Energy’s Future Is Both Cleaner and Dirtier

The green energy revolution is making greater progress than expected. Solar and wind power have seen exponential cost declines, and electric vehicles seem to be a market winner.

That’s all good news, but improving green energy is not the same as addressing climate change. There is good chance that even optimistic projections for green energy will come true — and carbon emissions will continue to increase.

That’s in part because of innovation not only in green energy but also in the fossil-fuel industry. The fracking revolution in the U.S. has been a positive development, if only because gas is usually cleaner than coal. Nonetheless burning gas (and the fracking process itself) creates environmental problems, including carbon emissions. It is easy to imagine the U.S. fracking revolution spreading to more countries, thereby boosting the use of natural gas. In the short run gas will substitute for the much dirtier coal, but over the longer term fracking is competing with greener forms of energy production.

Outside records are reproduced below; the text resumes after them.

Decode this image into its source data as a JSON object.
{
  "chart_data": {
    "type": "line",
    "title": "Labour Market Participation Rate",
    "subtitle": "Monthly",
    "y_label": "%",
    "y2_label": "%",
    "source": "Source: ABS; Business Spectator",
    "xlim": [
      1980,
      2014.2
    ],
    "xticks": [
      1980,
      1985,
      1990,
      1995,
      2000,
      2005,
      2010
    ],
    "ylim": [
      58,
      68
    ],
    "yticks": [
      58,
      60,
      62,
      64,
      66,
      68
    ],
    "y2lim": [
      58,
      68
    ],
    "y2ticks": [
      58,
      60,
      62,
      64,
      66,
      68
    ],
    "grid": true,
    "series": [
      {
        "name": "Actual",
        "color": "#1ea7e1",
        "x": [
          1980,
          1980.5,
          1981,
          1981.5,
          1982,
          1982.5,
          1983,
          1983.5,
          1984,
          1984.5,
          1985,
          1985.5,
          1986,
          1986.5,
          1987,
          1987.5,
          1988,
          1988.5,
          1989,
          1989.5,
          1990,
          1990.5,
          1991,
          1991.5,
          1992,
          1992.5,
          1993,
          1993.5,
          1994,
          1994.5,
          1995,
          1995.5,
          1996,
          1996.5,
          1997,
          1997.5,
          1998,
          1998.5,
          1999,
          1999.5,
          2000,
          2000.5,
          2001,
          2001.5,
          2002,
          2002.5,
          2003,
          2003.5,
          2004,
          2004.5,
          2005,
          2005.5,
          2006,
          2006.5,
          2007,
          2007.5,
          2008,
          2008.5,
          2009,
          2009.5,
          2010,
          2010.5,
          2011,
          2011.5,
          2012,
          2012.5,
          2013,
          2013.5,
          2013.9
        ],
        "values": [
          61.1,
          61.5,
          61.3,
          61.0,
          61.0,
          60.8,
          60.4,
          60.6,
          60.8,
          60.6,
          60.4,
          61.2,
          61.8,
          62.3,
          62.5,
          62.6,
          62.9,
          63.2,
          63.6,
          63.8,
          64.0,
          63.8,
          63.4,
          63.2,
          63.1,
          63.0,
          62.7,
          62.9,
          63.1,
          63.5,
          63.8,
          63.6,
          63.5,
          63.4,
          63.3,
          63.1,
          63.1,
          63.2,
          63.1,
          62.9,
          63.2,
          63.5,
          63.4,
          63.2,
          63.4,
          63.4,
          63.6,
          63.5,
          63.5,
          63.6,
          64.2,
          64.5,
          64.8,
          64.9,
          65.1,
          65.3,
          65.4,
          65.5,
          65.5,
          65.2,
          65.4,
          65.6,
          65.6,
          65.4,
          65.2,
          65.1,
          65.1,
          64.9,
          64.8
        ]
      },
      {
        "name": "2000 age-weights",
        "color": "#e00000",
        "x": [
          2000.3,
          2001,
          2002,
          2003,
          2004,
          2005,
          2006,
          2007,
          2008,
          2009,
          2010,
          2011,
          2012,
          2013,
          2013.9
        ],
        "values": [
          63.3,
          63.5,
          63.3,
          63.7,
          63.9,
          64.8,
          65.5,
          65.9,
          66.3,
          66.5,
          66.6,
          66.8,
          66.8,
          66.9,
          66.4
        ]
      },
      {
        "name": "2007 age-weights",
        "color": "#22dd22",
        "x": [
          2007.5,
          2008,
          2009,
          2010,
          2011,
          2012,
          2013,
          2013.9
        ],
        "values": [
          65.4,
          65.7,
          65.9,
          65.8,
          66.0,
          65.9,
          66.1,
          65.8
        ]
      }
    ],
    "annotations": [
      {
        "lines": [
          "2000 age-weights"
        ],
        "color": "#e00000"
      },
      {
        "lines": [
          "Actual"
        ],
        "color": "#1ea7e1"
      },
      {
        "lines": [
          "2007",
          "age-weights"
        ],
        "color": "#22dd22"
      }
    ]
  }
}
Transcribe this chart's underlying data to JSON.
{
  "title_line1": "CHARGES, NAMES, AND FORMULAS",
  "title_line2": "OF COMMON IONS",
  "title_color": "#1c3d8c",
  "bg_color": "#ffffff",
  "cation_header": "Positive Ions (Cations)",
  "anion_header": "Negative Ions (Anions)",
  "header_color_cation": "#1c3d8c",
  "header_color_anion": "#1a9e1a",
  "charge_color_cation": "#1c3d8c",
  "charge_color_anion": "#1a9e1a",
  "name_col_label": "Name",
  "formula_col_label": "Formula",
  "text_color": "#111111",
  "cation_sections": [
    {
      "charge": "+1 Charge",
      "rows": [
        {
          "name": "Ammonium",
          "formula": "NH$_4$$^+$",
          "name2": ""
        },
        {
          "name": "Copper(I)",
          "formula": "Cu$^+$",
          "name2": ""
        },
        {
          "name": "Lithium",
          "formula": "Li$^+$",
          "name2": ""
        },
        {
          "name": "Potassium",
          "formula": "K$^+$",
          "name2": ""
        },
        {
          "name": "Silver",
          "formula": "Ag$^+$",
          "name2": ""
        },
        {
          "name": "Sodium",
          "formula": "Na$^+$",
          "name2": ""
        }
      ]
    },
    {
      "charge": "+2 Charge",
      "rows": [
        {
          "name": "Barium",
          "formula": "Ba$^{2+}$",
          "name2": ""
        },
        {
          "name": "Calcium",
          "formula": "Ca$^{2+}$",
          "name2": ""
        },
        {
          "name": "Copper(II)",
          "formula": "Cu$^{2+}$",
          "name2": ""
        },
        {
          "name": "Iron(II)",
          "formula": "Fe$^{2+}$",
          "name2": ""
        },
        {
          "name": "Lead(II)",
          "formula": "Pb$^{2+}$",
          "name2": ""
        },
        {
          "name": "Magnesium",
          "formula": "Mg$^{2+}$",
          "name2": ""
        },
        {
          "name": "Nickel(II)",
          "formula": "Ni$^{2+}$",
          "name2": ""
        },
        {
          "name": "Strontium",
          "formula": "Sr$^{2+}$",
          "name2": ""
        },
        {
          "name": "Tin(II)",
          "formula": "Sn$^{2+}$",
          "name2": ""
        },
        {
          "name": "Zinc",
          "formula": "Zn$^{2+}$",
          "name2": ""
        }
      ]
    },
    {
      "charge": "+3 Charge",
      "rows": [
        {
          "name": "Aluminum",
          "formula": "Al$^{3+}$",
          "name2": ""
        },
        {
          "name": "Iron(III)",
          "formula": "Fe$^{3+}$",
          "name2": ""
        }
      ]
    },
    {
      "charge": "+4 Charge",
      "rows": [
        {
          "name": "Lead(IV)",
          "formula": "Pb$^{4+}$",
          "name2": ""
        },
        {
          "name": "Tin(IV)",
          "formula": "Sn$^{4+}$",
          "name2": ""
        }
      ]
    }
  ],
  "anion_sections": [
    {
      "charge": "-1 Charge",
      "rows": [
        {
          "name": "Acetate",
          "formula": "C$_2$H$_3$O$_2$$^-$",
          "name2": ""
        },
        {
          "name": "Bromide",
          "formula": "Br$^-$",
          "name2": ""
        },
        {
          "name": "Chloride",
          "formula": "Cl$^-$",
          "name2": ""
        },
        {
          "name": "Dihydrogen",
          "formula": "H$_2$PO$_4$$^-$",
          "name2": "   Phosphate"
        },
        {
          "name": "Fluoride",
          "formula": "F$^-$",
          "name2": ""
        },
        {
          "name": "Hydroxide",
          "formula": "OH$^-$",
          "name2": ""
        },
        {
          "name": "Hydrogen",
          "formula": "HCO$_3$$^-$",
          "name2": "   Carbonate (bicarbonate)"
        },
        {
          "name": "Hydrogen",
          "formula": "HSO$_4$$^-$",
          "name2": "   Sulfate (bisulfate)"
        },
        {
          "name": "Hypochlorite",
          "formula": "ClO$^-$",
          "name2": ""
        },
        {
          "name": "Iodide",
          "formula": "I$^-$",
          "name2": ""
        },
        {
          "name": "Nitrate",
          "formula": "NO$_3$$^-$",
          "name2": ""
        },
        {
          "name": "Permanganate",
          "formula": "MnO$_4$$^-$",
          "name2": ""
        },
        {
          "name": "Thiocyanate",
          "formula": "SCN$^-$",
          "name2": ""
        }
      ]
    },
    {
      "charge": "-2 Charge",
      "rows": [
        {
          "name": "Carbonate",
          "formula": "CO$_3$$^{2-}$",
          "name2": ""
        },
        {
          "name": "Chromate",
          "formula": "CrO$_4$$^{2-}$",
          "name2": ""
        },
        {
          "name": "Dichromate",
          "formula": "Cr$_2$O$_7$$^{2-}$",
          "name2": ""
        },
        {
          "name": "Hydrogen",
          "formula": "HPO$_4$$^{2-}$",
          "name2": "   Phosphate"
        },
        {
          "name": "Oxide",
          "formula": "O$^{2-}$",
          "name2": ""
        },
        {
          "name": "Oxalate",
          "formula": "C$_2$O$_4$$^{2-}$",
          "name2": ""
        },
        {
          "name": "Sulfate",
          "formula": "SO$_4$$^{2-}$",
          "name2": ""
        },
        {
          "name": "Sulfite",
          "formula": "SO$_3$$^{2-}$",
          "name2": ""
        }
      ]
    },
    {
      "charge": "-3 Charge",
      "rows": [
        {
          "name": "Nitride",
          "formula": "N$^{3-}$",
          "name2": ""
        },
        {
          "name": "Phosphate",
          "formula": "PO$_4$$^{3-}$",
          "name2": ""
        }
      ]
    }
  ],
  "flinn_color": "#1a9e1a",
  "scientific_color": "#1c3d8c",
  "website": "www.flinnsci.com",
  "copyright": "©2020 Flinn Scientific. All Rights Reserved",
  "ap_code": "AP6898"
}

The bottom line: If you are bullish on green innovation, perhaps you should be bullish on innovation in fossil fuels as well.

One notable feature of energy is that it is easy to use more of it. If energy were truly cheap, people would take more plane trips, build more robots, desalinate more water and terraform more of the earth’s surface. These are wonderful ambitions, but they might lead the world to use both more green energy and more carbon-intensive energy.